I’ve wanted to drive ever since my dad let me sit on his lap behind the wheel of his 1952 Edsel. The automobile was our passport to get out of the city and discover new lands. Growing up in a relatively small town, the routine sites and sounds got to be rather boring, even for a kid. Owning a car meant you could escape your normal surroundings and explore. Even Chevrolet hired Dinah Shore to sing their jingle, “See the USA in your Chevrolet.” I don’t know about Elon Musk, but my first ride was a go-kart.
My dad built the first hybrid
When I was 5 years of age, my dad bought me a push pedal car. It was a great little car, even though my little legs gave out trying to pedal it through the grass in our small yard. I guess my dad saw me struggling to pedal it and got to thinking.

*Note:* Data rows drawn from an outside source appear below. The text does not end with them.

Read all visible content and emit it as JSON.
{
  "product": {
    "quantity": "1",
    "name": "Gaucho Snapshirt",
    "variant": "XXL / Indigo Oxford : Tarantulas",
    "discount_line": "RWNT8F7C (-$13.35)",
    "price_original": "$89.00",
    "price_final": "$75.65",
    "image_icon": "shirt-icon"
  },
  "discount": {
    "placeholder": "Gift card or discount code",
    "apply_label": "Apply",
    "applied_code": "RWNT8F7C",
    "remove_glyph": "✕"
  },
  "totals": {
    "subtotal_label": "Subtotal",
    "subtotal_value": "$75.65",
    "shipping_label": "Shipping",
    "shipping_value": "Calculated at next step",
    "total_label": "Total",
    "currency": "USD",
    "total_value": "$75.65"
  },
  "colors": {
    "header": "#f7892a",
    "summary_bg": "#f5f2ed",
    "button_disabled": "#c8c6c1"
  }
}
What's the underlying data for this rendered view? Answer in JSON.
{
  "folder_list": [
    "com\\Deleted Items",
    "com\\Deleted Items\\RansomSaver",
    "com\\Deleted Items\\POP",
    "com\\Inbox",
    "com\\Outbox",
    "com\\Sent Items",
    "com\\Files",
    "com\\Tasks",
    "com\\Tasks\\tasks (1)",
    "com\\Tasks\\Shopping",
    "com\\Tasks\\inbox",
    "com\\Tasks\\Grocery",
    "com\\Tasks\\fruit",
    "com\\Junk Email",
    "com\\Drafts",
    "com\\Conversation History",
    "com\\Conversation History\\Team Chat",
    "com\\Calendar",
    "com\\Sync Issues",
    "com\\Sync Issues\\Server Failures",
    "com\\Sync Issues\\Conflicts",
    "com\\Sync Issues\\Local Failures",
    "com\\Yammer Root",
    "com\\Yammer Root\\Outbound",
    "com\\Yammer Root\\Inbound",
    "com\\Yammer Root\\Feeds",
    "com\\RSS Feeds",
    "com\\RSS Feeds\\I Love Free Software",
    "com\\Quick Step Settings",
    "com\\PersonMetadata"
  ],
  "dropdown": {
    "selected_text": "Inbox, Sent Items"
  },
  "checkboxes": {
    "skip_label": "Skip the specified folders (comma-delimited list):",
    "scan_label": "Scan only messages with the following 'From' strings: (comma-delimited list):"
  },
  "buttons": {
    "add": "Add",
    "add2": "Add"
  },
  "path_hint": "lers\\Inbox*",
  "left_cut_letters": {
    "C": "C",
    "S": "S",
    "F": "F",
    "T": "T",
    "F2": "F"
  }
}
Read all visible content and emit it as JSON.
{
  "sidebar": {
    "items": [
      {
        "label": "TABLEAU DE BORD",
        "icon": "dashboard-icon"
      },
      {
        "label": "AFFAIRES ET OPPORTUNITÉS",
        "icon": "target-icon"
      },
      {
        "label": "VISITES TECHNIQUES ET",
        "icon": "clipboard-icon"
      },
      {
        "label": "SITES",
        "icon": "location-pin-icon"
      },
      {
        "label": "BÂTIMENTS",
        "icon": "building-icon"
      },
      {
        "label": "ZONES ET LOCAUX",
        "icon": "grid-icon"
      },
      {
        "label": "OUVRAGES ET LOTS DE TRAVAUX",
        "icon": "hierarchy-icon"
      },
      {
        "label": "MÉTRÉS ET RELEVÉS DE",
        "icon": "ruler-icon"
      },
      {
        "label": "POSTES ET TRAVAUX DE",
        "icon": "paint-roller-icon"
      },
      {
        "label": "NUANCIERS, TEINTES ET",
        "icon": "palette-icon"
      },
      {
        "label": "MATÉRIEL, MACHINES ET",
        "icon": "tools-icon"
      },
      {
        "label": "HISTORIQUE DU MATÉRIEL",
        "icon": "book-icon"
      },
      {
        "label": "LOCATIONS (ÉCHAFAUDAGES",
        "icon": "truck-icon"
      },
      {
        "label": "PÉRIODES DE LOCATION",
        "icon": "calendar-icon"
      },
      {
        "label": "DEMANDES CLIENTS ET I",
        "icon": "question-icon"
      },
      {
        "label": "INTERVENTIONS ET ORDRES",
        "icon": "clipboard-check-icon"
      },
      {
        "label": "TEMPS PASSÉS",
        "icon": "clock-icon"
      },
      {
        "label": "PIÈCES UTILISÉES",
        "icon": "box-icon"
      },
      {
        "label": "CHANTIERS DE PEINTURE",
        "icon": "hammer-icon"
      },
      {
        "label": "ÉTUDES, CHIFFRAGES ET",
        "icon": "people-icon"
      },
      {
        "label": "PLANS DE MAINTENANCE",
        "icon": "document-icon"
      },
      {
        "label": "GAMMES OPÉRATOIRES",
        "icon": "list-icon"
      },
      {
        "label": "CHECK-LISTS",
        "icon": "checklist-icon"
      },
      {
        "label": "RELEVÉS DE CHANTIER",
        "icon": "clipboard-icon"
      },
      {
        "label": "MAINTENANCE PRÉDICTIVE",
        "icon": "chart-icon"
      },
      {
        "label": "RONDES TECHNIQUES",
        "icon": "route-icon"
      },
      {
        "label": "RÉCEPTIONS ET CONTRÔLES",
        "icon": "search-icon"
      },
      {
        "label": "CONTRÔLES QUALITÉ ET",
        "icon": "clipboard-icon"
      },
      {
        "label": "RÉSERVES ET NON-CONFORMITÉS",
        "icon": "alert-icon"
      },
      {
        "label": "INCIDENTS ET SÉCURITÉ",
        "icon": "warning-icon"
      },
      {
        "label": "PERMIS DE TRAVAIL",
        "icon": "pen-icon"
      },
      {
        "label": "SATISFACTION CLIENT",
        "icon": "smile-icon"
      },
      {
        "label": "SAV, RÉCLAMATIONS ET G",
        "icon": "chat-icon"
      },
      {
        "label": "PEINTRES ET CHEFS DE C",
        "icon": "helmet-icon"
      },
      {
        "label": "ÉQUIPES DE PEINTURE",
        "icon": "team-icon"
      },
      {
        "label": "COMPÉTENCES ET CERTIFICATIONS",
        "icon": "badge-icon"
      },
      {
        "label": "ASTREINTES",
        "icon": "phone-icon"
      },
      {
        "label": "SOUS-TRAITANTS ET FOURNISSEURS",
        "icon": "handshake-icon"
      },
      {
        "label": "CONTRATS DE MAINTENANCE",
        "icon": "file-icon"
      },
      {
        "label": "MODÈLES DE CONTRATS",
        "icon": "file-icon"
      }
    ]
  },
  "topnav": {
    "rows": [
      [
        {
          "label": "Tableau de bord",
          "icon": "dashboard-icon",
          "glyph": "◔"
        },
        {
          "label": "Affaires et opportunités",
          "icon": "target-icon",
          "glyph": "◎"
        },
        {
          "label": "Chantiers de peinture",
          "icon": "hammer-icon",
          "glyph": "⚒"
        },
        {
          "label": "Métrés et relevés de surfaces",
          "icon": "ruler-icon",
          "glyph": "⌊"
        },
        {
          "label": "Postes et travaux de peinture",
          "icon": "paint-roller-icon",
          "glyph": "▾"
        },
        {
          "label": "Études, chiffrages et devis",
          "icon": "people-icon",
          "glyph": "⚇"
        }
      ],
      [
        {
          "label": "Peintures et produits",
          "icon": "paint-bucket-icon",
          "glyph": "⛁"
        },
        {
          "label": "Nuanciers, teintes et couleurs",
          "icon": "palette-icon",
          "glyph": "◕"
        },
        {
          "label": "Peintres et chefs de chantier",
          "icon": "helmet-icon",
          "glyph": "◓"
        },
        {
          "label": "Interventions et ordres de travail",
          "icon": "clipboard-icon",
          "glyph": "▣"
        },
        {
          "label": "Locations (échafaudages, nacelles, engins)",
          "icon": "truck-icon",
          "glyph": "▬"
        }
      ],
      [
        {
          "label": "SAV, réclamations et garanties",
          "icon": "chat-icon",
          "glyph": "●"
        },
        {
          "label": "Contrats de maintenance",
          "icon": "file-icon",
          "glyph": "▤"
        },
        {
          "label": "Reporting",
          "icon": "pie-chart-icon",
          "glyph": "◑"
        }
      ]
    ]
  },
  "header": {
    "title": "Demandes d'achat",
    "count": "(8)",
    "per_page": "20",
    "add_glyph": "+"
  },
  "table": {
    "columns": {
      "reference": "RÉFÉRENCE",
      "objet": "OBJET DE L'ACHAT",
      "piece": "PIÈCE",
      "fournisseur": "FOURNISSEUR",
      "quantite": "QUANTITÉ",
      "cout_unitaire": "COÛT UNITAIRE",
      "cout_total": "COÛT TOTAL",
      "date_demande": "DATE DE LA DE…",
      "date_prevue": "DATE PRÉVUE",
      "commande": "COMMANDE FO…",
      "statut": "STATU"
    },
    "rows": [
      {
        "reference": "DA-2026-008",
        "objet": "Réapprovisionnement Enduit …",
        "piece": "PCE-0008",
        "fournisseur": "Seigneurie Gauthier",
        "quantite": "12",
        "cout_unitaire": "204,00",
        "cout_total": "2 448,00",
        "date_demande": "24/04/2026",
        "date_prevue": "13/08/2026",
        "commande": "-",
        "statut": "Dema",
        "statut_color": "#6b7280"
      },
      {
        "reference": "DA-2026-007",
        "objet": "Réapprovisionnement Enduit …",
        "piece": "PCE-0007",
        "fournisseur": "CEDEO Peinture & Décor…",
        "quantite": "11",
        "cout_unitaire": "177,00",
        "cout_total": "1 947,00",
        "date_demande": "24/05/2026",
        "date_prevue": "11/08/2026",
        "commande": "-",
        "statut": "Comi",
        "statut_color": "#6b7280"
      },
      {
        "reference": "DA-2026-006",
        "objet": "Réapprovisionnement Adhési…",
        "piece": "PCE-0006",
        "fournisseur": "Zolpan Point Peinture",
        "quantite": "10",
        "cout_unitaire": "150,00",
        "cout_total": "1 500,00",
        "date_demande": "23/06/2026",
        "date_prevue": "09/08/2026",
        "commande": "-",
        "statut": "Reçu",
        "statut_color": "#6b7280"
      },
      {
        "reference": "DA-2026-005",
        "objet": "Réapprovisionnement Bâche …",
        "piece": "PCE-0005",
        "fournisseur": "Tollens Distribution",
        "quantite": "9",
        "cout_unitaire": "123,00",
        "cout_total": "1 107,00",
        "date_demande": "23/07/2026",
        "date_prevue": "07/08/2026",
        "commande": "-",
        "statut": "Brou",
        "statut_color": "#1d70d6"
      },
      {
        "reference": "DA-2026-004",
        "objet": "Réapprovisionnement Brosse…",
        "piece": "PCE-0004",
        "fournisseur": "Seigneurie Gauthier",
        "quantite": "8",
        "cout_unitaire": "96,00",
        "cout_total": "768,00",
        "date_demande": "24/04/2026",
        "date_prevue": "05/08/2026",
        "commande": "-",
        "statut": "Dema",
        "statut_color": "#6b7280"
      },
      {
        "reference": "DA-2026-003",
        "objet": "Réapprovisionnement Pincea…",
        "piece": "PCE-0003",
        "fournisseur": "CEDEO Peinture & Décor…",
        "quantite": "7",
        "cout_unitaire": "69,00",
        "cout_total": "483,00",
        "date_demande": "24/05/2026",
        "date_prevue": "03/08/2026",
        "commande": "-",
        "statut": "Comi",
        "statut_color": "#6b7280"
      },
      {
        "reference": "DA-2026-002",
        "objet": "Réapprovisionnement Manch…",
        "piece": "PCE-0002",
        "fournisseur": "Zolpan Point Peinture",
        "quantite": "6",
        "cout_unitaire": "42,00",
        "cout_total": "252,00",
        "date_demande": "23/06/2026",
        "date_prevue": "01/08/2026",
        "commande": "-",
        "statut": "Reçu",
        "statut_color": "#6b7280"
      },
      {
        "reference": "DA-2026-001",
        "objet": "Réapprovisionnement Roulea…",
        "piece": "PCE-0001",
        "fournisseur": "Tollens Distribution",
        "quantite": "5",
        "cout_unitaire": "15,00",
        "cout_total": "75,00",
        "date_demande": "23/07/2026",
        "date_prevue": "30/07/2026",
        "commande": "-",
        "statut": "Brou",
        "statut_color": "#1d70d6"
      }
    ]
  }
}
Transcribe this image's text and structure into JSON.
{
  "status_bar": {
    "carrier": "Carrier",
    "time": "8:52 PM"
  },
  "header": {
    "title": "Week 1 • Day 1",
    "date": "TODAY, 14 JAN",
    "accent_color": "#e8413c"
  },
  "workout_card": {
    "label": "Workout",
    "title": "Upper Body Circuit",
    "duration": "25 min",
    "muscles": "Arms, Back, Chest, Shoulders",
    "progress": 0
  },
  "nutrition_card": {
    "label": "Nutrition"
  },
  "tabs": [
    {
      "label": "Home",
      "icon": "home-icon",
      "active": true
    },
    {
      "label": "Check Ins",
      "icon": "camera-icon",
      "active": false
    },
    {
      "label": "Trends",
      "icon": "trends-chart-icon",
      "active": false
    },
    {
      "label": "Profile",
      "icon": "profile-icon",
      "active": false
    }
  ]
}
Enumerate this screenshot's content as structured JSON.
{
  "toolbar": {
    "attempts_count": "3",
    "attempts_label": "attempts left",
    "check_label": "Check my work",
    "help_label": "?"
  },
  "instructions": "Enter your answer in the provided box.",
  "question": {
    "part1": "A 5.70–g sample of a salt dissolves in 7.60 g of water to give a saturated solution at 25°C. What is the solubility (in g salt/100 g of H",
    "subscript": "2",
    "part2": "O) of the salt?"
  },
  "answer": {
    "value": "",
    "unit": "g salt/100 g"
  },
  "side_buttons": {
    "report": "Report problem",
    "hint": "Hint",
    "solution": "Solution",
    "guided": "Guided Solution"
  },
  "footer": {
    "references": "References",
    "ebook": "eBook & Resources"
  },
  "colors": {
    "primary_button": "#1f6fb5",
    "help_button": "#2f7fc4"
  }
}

He had an old self propelled reel style lawn mower that he was tired of sharpening the blades on. The motor on it still worked. What if I could make a go-kart out of the self propelled mower and the pedal cart. My dad didn’t own a lot of tools but he did own a hack saw and bailing wire. With those two things in hand, he sawed the pedal cart in half where the rear wheels were. He then sawed the handles of the self propelled mower off. Taking the two parts, he wired them together to make my first go kart.
Skip ahead 10 years
Skipping ahead 10 years to my teenage years, being able to legally drive a car was still a few years away, not that this kept me from driving! Somehow, I had to find a way to be able to drive. I needed something that I could drive legally. What I needed was a real go-kart. My dad still had that old engine from the reel lawn mower that he had converted into a motorized scooter. All I needed was a go-kart frame. My job at the chicken farm didn’t pay much. At $1 per hour, all I could afford was $25 for an old dilapidated go-kart frame. The right front wheel didn’t touch the ground due to someone running the go-kart into a tree which had bent the frame. The front tire was about 1 inch off the ground, but it was a beauty to me, even painted baby blue.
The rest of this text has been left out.